Encouragé par l’ambiance d’orgie mélangiste que je distingue des ombres chinoises que forment les corps mêlés au beau milieu du hammam, je m’enhardis. Je commence à me contorsionner pour parvenir à embrasser les cuisses bien pleines de ma voisine, tout en continuant à offrir mon vit bandé à ma suceuse. Sans succès.

Orgie au hammam

D’ailleurs, cette dernière abandonne sa fellation. Maintenant, elle se relève, pour rejoindre les bras du petit ami de la jeune femme dodue. Après quelques baisers savoureux sur la bouche, c’est à mon tour de me retrouver à genoux sur le carrelage de la pièce, la tête plongée entre les cuisses de ma nouvelle amante. Il fait une chaleur intenable dans le hammam. La porte s’ouvre de plus en plus souvent pour laisser s’échapper quelque couple terrassé par l’atmosphère torride de cette orgie mélangiste.

Il ne me faut pas bien longtemps pour parvenir à mes fins. Le jeune femme ronde accueille mon cunnilingus avec cette espèce d’impatience qui fait le sel des rencontres impromptues dans les lieux libertins. Elle reste assise sur son banc, avançant juste un peu le bassin pour offrir à ma bouche sa chatte dégoulinante de vapeur d’eau et d’excitation. Il ne me faut donc que quelques mouvements de langue pour obtenir un orgasme de la libertine, déjà passablement excitée par nos timides préambules.

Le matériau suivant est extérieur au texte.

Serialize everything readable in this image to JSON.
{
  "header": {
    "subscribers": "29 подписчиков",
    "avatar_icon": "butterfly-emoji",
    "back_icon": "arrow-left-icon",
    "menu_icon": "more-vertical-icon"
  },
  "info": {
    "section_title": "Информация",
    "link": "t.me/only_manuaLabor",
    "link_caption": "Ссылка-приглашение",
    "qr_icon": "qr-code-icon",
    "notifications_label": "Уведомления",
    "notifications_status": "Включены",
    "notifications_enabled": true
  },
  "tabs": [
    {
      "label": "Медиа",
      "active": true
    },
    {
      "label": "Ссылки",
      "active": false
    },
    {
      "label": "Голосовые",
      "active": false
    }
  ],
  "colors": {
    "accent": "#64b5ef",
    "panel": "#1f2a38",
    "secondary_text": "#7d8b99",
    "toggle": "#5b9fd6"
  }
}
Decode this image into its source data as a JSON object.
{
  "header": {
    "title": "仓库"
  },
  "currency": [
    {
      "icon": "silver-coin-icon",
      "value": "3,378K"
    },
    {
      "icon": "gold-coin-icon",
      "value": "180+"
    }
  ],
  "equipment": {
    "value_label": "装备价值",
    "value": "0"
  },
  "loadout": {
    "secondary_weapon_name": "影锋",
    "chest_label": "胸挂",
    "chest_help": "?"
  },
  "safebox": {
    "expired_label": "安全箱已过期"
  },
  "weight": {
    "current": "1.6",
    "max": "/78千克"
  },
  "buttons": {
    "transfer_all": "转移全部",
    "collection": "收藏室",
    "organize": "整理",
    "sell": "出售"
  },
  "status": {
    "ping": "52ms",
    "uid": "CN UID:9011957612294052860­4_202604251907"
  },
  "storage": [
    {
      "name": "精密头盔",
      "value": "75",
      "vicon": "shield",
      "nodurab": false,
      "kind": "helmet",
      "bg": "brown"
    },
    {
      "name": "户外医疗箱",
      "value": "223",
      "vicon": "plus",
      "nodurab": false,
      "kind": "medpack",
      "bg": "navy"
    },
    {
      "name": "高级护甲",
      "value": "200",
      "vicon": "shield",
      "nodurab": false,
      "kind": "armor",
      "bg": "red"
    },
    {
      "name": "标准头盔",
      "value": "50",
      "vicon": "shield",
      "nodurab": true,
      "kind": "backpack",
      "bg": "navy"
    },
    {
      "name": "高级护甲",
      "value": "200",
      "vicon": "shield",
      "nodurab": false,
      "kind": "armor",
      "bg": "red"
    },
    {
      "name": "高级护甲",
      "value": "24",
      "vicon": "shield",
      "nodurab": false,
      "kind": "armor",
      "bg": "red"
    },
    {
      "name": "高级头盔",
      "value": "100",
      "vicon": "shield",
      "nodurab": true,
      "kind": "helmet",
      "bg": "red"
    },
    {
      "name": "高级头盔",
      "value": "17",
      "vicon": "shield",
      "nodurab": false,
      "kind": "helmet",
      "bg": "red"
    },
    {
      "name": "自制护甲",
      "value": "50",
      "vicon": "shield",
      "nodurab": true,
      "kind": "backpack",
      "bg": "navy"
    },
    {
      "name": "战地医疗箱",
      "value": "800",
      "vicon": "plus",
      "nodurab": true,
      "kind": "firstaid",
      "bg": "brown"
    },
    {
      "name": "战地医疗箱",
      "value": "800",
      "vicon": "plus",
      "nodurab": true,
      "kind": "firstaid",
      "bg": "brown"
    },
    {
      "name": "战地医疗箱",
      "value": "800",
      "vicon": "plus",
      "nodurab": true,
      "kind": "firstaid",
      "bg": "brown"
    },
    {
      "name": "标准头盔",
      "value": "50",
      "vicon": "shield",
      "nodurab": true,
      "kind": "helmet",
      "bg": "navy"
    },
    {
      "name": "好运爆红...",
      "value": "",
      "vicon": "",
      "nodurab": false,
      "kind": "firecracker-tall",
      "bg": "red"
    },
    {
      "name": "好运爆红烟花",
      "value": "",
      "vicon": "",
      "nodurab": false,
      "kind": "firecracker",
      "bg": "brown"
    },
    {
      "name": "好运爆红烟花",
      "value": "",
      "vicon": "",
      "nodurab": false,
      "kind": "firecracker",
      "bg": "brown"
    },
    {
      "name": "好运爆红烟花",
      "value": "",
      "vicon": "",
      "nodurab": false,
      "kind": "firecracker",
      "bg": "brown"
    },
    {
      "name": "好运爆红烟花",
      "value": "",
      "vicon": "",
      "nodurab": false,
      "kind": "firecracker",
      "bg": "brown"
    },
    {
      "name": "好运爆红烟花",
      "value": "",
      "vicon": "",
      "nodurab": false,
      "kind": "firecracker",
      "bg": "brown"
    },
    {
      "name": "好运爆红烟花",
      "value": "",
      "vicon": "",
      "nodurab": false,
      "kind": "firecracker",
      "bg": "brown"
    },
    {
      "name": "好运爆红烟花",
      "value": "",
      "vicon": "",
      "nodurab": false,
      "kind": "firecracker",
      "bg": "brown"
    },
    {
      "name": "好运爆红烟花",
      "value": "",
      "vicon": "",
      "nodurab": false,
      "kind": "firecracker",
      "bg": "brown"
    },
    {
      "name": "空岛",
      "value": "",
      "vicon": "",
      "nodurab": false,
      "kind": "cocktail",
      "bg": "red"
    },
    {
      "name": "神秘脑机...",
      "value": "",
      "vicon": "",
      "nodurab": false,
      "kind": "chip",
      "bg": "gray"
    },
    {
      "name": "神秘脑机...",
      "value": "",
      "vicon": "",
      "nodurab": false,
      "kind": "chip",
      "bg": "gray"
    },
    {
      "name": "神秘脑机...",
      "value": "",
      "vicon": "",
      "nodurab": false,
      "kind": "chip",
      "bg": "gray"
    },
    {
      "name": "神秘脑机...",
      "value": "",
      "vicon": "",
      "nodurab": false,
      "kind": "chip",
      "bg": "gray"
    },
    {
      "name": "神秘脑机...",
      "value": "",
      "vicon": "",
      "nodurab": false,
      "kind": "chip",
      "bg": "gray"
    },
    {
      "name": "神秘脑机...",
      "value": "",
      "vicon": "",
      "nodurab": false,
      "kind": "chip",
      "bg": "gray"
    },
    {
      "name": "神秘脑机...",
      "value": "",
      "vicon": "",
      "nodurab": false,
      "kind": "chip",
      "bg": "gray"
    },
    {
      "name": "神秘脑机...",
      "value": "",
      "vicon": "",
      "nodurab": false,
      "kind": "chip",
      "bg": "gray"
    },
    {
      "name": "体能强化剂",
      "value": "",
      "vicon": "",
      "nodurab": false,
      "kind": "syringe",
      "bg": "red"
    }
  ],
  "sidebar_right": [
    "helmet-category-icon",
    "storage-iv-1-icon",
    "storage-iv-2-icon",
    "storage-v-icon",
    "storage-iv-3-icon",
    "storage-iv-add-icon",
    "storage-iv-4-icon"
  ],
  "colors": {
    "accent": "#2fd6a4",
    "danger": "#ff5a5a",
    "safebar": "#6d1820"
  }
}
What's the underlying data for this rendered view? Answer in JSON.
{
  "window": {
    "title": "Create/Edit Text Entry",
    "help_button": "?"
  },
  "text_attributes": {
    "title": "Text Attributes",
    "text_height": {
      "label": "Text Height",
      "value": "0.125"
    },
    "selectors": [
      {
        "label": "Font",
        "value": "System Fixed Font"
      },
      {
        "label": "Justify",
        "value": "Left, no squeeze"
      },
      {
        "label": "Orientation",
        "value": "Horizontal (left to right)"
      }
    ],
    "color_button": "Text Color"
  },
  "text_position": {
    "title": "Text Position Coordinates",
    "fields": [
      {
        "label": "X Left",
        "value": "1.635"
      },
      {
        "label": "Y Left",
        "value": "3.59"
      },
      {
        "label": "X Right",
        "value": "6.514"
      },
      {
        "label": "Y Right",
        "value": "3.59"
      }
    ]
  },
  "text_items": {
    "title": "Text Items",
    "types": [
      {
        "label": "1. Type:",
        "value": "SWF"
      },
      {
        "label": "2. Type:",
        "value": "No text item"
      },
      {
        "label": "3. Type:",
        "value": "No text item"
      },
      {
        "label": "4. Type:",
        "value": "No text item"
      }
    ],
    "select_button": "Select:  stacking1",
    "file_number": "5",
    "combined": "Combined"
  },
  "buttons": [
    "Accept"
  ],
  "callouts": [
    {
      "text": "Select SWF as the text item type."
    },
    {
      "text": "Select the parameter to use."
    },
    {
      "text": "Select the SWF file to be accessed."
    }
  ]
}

Je me redresse. Ma beauté noire, à son tour, parvient à faire jouir le petit ami entre ses mains expertes. Il faut bien dire qu’elle a un certain talent pour branler les queues des hommes entre ses gros nichons fermes. J’en sais quelque chose. Le couple se prend par la main et se dirige vers la sortie. Il est temps pour nous de nous mêler à l’orgie mélangiste qui mélange les corps et les couples. Certains sont sur les bancs. D’autres se caressent, s’embrassent et se dévorent debout. D’autres encore sont affalés sur le sol humide du hammam. De petits groupes se sont formés, au hasard des affinités et des caresses prodiguées. Il ne reste plus là aucun couple qui ne soit pas actif.

Caresses mélangistes

Je tente de localiser ma moitié. Je la trouve affairée avec un homme et une femme, un autre couple à leur immédiate proximité. Abandonnant un court instant mon amante africaine, je me dirige vers ma chérie. Mais je n’ai pas le temps de reprendre contact physique avec elle. Une grande femme, de dix ans au moins de plus que moi, aux petits seins et à la peau douce, m’a attiré vers elle.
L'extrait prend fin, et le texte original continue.